A presença de Obama em Phnom Penh, capital do Camboja, para a reunião da Associação de Nações do Sudeste Asiático, sua primeira viagem após a vitória, indica os nortes emergentes da globalização não hegemônica. E é toda essa região que avulta num cenário suscetível, até, de criar uma diferença com os Brics, em área, hoje, consciente de seu novo protagonismo. Ali, a Malásia evidencia um paradoxo, quase vertiginoso, de transformações, no avanço da modernidade democrática. Combina a tradição política com uma monarquia rotativa, de mandato de cinco anos, outorgado a cada rei, de par com a mais intransigente federação de poderes, e é, talvez, o único caso deste regime político, dotado de primeiro-ministro parlamentarista.
A afirmação identitária da Malásia sobrepõe-se à múltipla influência cultural, a portuguesa, a holandesa e a inglesa.
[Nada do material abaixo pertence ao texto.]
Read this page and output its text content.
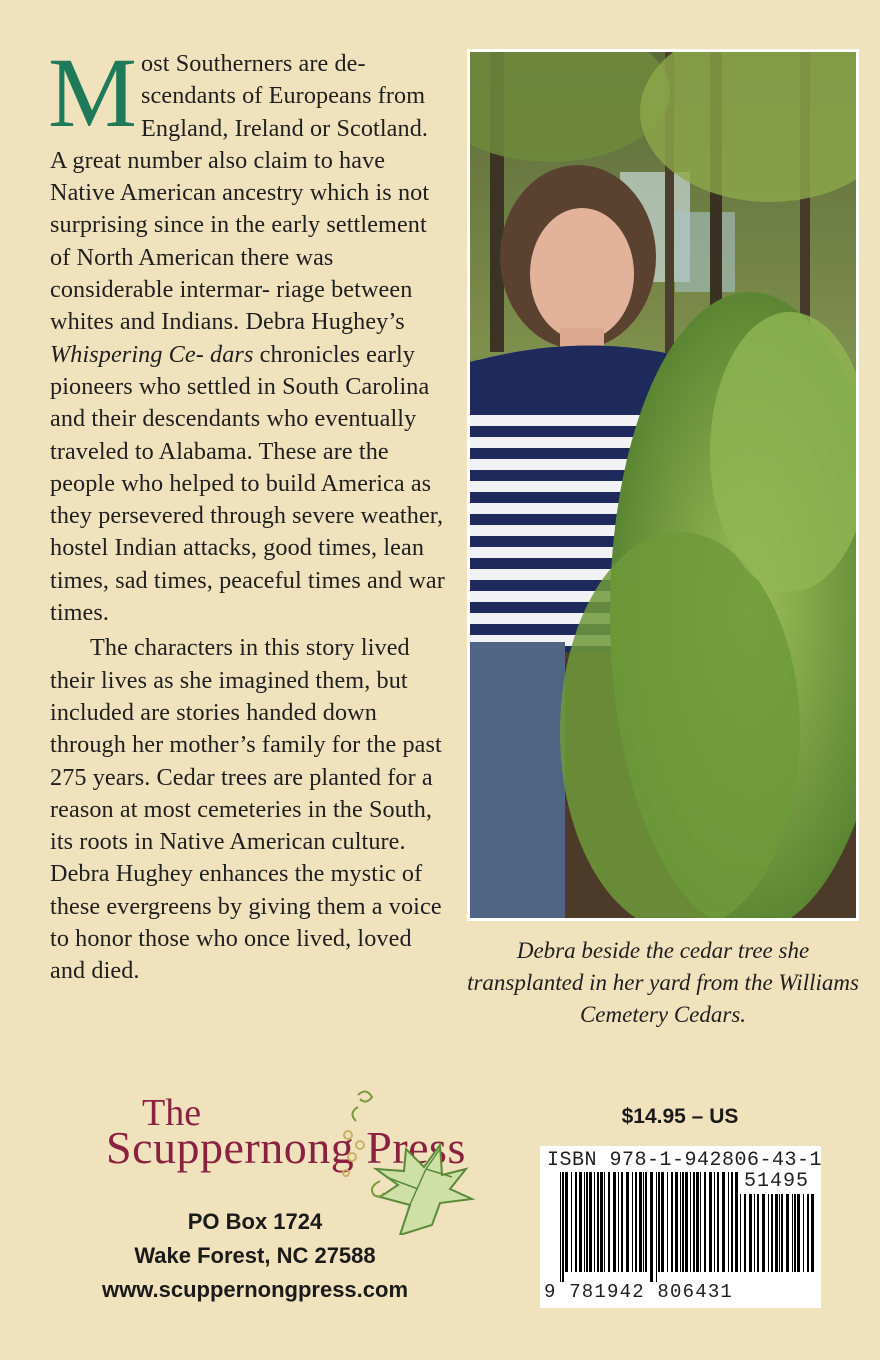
Most Southerners are de- scendants of Europeans from England, Ireland or Scotland. A great number also claim to have Native American ancestry which is not surprising since in the early settlement of North American there was considerable intermar- riage between whites and Indians. Debra Hughey’s Whispering Ce- dars chronicles early pioneers who settled in South Carolina and their descendants who eventually traveled to Alabama. These are the people who helped to build America as they persevered through severe weather, hostel Indian attacks, good times, lean times, sad times, peaceful times and war times.

The characters in this story lived their lives as she imagined them, but included are stories handed down through her mother’s family for the past 275 years. Cedar trees are planted for a reason at most cemeteries in the South, its roots in Native American culture. Debra Hughey enhances the mystic of these evergreens by giving them a voice to honor those who once lived, loved and died.

Debra beside the cedar tree she transplanted in her yard from the Williams Cemetery Cedars.
The
Scuppernong Press
PO Box 1724
Wake Forest, NC 27588
www.scuppernongpress.com
$14.95 – US
ISBN 978-1-942806-43-1
51495
9 781942 806431
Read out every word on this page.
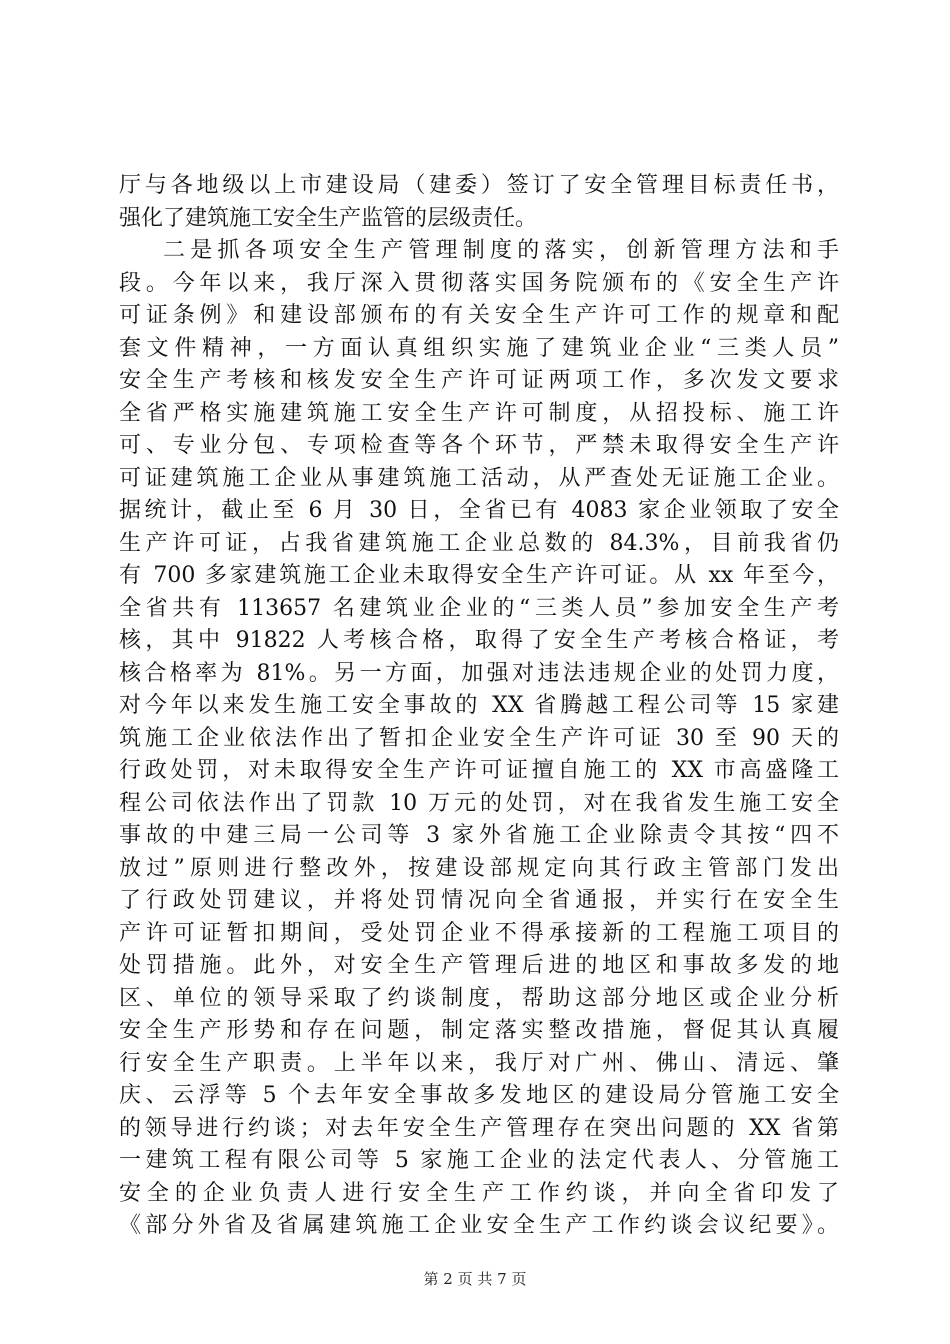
厅与各地级以上市建设局（建委）签订了安全管理目标责任书，
强化了建筑施工安全生产监管的层级责任。
二是抓各项安全生产管理制度的落实，创新管理方法和手
段。今年以来，我厅深入贯彻落实国务院颁布的《安全生产许
可证条例》和建设部颁布的有关安全生产许可工作的规章和配
套文件精神，一方面认真组织实施了建筑业企业“三类人员”
安全生产考核和核发安全生产许可证两项工作，多次发文要求
全省严格实施建筑施工安全生产许可制度，从招投标、施工许
可、专业分包、专项检查等各个环节，严禁未取得安全生产许
可证建筑施工企业从事建筑施工活动，从严查处无证施工企业。
据统计，截止至 6 月 30 日，全省已有 4083 家企业领取了安全
生产许可证，占我省建筑施工企业总数的 84.3%，目前我省仍
有 700 多家建筑施工企业未取得安全生产许可证。从 xx 年至今，
全省共有 113657 名建筑业企业的“三类人员”参加安全生产考
核，其中 91822 人考核合格，取得了安全生产考核合格证，考
核合格率为 81%。另一方面，加强对违法违规企业的处罚力度，
对今年以来发生施工安全事故的 XX 省腾越工程公司等 15 家建
筑施工企业依法作出了暂扣企业安全生产许可证 30 至 90 天的
行政处罚，对未取得安全生产许可证擅自施工的 XX 市高盛隆工
程公司依法作出了罚款 10 万元的处罚，对在我省发生施工安全
事故的中建三局一公司等 3 家外省施工企业除责令其按“四不
放过”原则进行整改外，按建设部规定向其行政主管部门发出
了行政处罚建议，并将处罚情况向全省通报，并实行在安全生
产许可证暂扣期间，受处罚企业不得承接新的工程施工项目的
处罚措施。此外，对安全生产管理后进的地区和事故多发的地
区、单位的领导采取了约谈制度，帮助这部分地区或企业分析
安全生产形势和存在问题，制定落实整改措施，督促其认真履
行安全生产职责。上半年以来，我厅对广州、佛山、清远、肇
庆、云浮等 5 个去年安全事故多发地区的建设局分管施工安全
的领导进行约谈；对去年安全生产管理存在突出问题的 XX 省第
一建筑工程有限公司等 5 家施工企业的法定代表人、分管施工
安全的企业负责人进行安全生产工作约谈，并向全省印发了
《部分外省及省属建筑施工企业安全生产工作约谈会议纪要》。
第 2 页 共 7 页
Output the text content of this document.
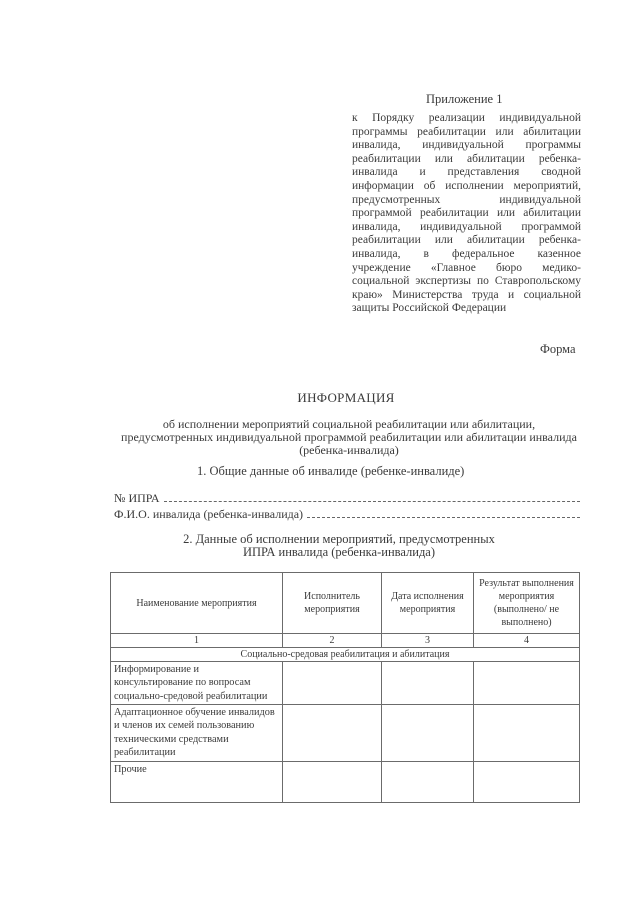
Приложение 1
к Порядку реализации индивидуальной программы реабилитации или абилитации инвалида, индивидуальной программы реабилитации или абилитации ребенка-инвалида и представления сводной информации об исполнении мероприятий, предусмотренных индивидуальной программой реабилитации или абилитации инвалида, индивидуальной программой реабилитации или абилитации ребенка-инвалида, в федеральное казенное учреждение «Главное бюро медико-социальной экспертизы по Ставропольскому краю» Министерства труда и социальной защиты Российской Федерации
Форма
ИНФОРМАЦИЯ
об исполнении мероприятий социальной реабилитации или абилитации, предусмотренных индивидуальной программой реабилитации или абилитации инвалида (ребенка-инвалида)
1. Общие данные об инвалиде (ребенке-инвалиде)
№ ИПРА
Ф.И.О. инвалида (ребенка-инвалида)
2. Данные об исполнении мероприятий, предусмотренных
ИПРА инвалида (ребенка-инвалида)
Наименование мероприятия	Исполнитель мероприятия	Дата исполнения мероприятия	Результат выполнения мероприятия (выполнено/ не выполнено)
1	2	3	4
Социально-средовая реабилитация и абилитация			
Информирование и консультирование по вопросам социально-средовой реабилитации			
Адаптационное обучение инвалидов и членов их семей пользованию техническими средствами реабилитации			
Прочие			
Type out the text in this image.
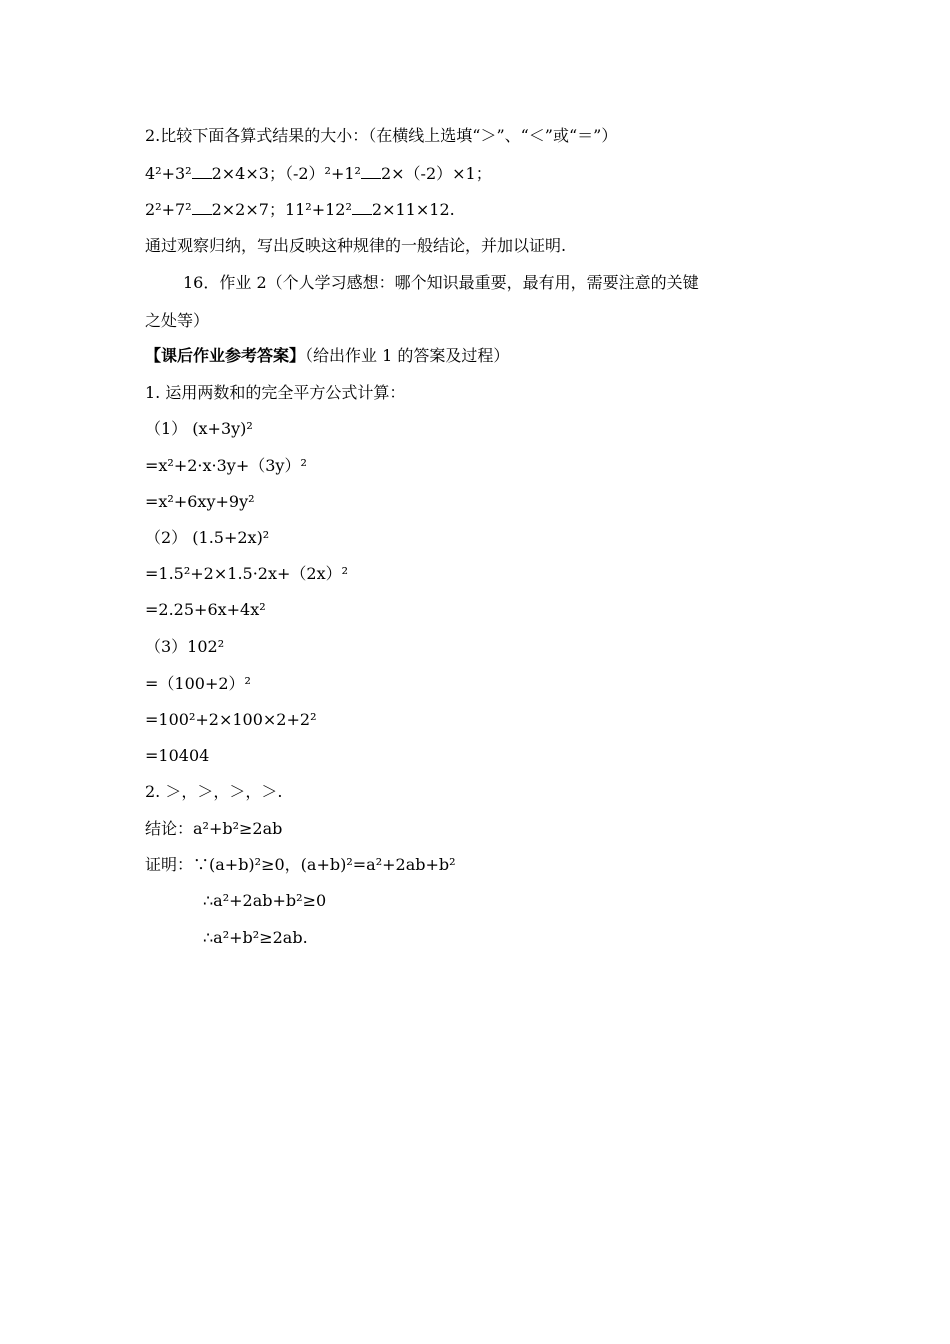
2.比较下面各算式结果的大小：（在横线上选填“＞”、“＜”或“＝”）
4²+3² 2×4×3；（-2）²+1² 2×（-2）×1；
2²+7² 2×2×7；11²+12² 2×11×12.
通过观察归纳，写出反映这种规律的一般结论，并加以证明.
16．作业 2（个人学习感想：哪个知识最重要，最有用，需要注意的关键
之处等）
【课后作业参考答案】（给出作业 1 的答案及过程）
1. 运用两数和的完全平方公式计算：
（1） (x+3y)²
=x²+2·x·3y+（3y）²
=x²+6xy+9y²
（2） (1.5+2x)²
=1.5²+2×1.5·2x+（2x）²
=2.25+6x+4x²
（3）102²
=（100+2）²
=100²+2×100×2+2²
=10404
2. ＞，＞，＞，＞.
结论：a²+b²≥2ab
证明：∵(a+b)²≥0，(a+b)²=a²+2ab+b²
∴a²+2ab+b²≥0
∴a²+b²≥2ab.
Implica, por aí mesmo, a assunção peremptória do islamismo, já que a Constituição do país estabelece esta condição de crença para todo o cidadão, e o conteúdo religioso vai ao próprio modelo econômico.
O atual primeiro-ministro, Najib Razak, vem de declarar que o capitalismo liberal é "contra a fé". A extraordinária expansão da prosperidade da Malásia combina o setor público e privado, comportando a expansão das maiores empresas financeiras mundiais, numa dispersão por todo o Sudeste Asiático, num país que ainda vive do mercado exportador de borracha e estanho. Mas, no mercado de capitais, consagra-se, ao mesmo tempo, o crime de usura em toda a sua dinâmica de mercado.
É, sobretudo, numa dimensão prospectiva, que a presença da Malásia cresce na Ásia, e, numa inédita caução de futuro, o atual governo tenta resguardar-se do fundamentalismo, tão presente na fé islâmica. A aposta vai, sobretudo, ao desenvolvimento inédito da sociedade civil e às formações comunitárias, a frear partidos do radicalismo maometano de direita e esquerda.
Seu fruto é o da originalidade do chamado Movimento de Resistência Democrática, que o atual governo estende, das formações políticas às raízes sociais, na latitude que permitem as dimensões da fé. A riqueza prospectiva desta consciência malaia vai ao Movimento Global dos Moderados, no empenho da conquista do estado de direito em todo o Sudeste Asiático.
A proposta é inédita em toda a região, e dota a Malásia de voz, ao mesmo tempo, quase autônoma, nas prescrições do desenvolvimento sustentável, e o reclamo de uma plataforma de direitos humanos. E tal, ainda, na força da moderação, ínsita ao patrimônio histórico dessa cultura, mesmo antes de um imperativo da consciência universal.
Obama pôde sentir, em Phnom Penh, o impacto desta arregimentação política do Sudeste Asiático, fora dos antigos contrapontos globais. E de um novo poder de barganha com a certeza, a seu tempo, do compromisso democrático, e à margem de novas polarizações internacionais, inclusive, dos próprios Brics tão presentes nas fronteiras da área.